Arriva dalla Prefettura la conferma della pubblicazione, da parte del Comune di Pozzuoli, della graduatoria relativa alle richieste di contributo per la riqualificazione sismica degli immobili dichiarati inagibili dopo le scosse del 20 maggio 2024 e del 13 marzo 2025, entrambe superiori a magnitudo 4. Eventi che avevano provocato lo sgombero di circa duemila cittadini.
Domande rigettate
Il provvedimento giunge a distanza di quasi due anni dal primo evento sismico, quello che aveva causato i danni più rilevanti sul territorio cittadino. I dati contenuti nella graduatoria evidenziano un numero significativo di esclusioni.

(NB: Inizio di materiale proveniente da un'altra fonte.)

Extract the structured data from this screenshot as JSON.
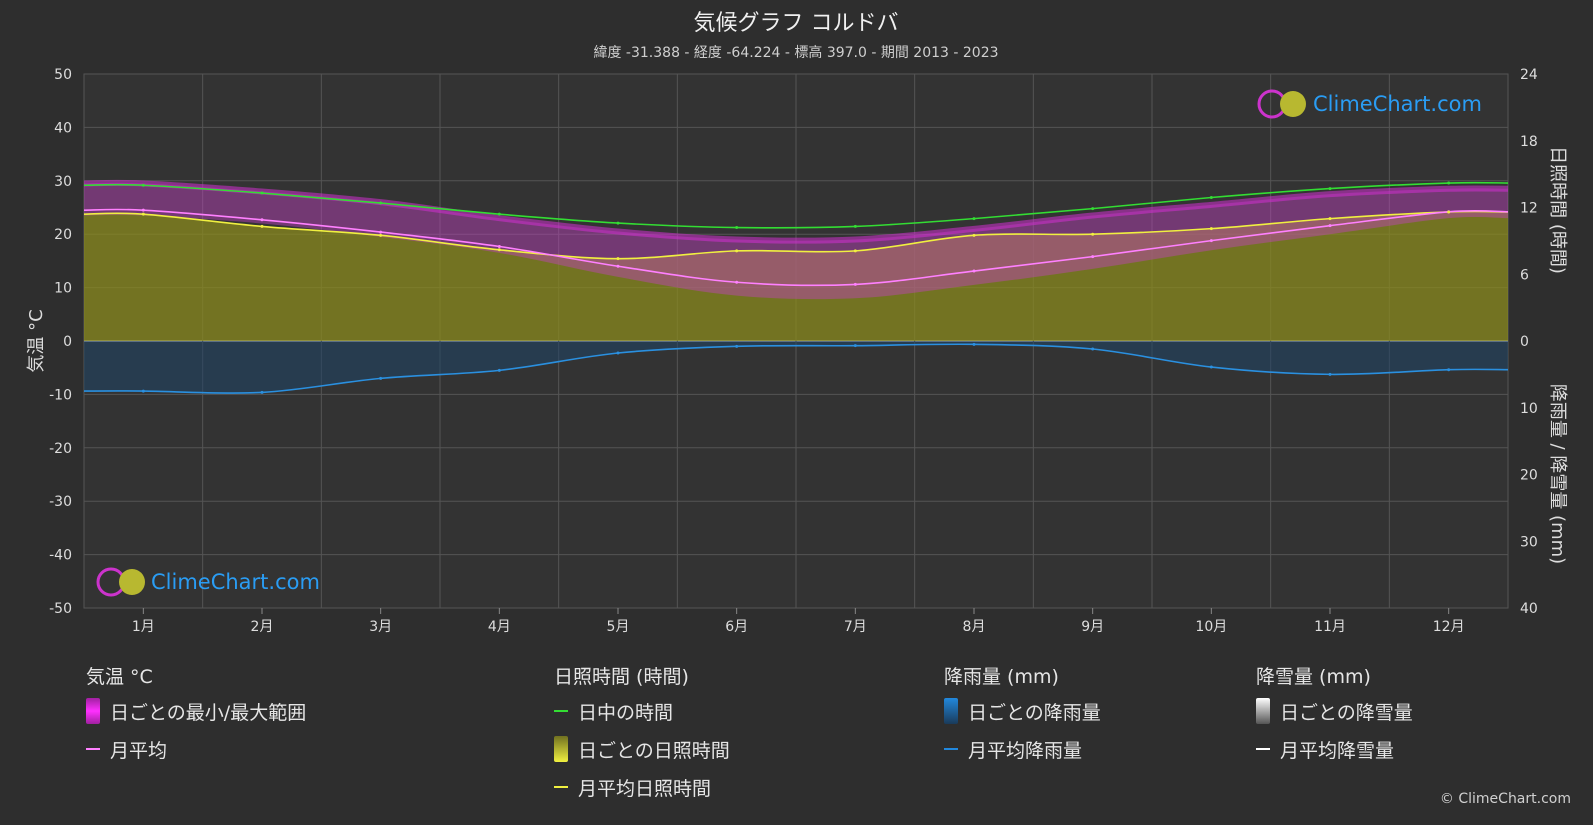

Per quanto riguarda i nuclei familiari, su 536 domande esaminate, 252 sono state ritenute ammissibili, mentre 284 sono state escluse. Sul fronte degli edifici, su 110 richieste presentate, 37 hanno ottenuto accoglimento totale, 18 parziale, mentre 48 sono state respinte e 7 dichiarate inammissibili. Alla base dei rigetti, secondo quanto emerge, vi sarebbe nella maggior parte dei casi la “carenza di requisiti”, spesso riconducibile a difformità di natura formale rispetto ai dati catastali.
L’intervento di “Più Europa”
Sulla vicenda interviene Più Europa, che esprime forte preoccupazione per l’esito della procedura e per le conseguenze sui cittadini coinvolti. “Non si può scaricare sui cittadini la responsabilità di un sistema che non funziona – si legge da una nota del partito locale – parliamo spesso di difformità minime, che nulla hanno a che vedere con l’abusivismo sostanziale e che finiscono per escludere famiglie che hanno subito danni reali”.
Secondo il partito, il rischio è quello di una narrazione distorta, che attribuisca agli esclusi la responsabilità di non aver rispettato i requisiti, lasciando intendere che le risorse disponibili siano state sufficienti. “È una lettura fuorviante. Il problema è a monte, nelle norme e negli strumenti adottati, che non garantiscono copertura certa dei costi, impongono anticipazioni difficili da sostenere e trasformano un diritto fondamentale, come quello alla sicurezza, in un percorso ad ostacoli”.
Sulla stessa linea anche Riccardo Volpe, consigliere comunale di Più Europa a Pozzuoli, che richiama il tema della responsabilità politica e istituzionale: “Abbiamo chiesto al sindaco in più occasioni di essere incisivo con il ministro, anche e soprattutto quando eravamo in maggioranza – dichiara Volpe – su una questione così delicata serviva e serve una pressione politica forte per modificare misure che, nei fatti, stanno penalizzando i cittadini. L’obiettivo deve restare uno solo: mettere in sicurezza il maggior numero possibile di edifici e garantire ai cittadini il diritto di vivere serenamente in un territorio fragile ma straordinario come quello flegreo”.